„Tragischer Unfall“
Kalifornien: Familie erlitt bei Wanderung Hitzetod
Der mysteriöse Tod einer Familie und ihres Hundes beim Wandern in Kalifornien stellte US-Polizeibeamte vor ein Rätsel. Knappe zwei Monate tappten die Ermittler im Dunkeln, gab es doch keinerlei Hinweise auf einen Unfall oder Angriff. Eine Autopsie aber lässt auf Hyperthermie und Dehydrierung als Todesursache schließen. An dem Unglückstag Ende August habe es im Sierra National Forest nahe des Yosemite Nationalparks Temperaturen bis 42 Grad gegeben. Die Rede ist von einem „wetterbedingten, tragischen Unfall“.

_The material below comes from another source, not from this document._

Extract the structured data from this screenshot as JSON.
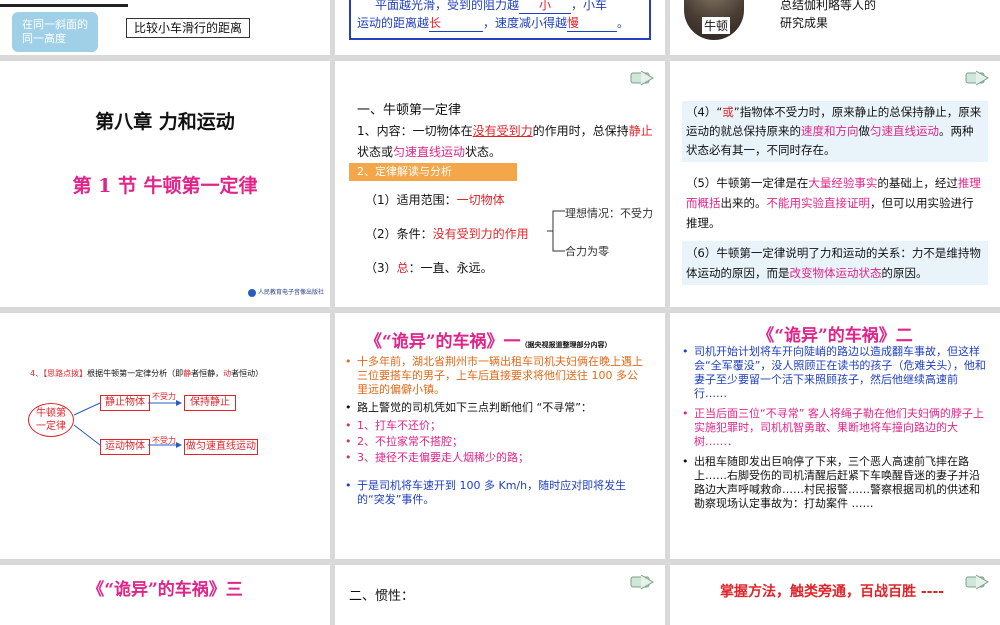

Es sei sehr heiß gewesen, zudem habe es auf dem Wanderweg kaum Schatten gegeben, so Ermittler. Auch habe die Familie kaum noch Wasser gehabt. Sheriff Jeremy Briese im Bezirk Mariposa County sprach von einem „wetterbedingten tragischen Vorfall“.
Leichen drei Kilometer von Auto entfernt aufgefunden
Der gebürtige Engländer John Gerrish (45), seine Frau Ellen Chung (31) und ihre einjährige Tochter waren Mitte August in der Sierra-Nevada-Bergregion südwestlich vom Yosemite-Nationalpark zu einer Tageswanderung aufgebrochen. Die Leichen wurden knapp drei Kilometer von dem geparktem Auto der Familie entfernt gefunden. Auch ihr acht Jahre alter Hund kam vermutlich durch die Hitze ums Leben.
Fremdverschulden, Suizid oder Drogen wurden ausgeschlossen. Untersucht wurden auch mögliche Giftgase aus einer stillgelegten Mine und giftige Algen in Bächen in der Region. Zeitweise sperrten die Behörden den Wanderweg für Besucher.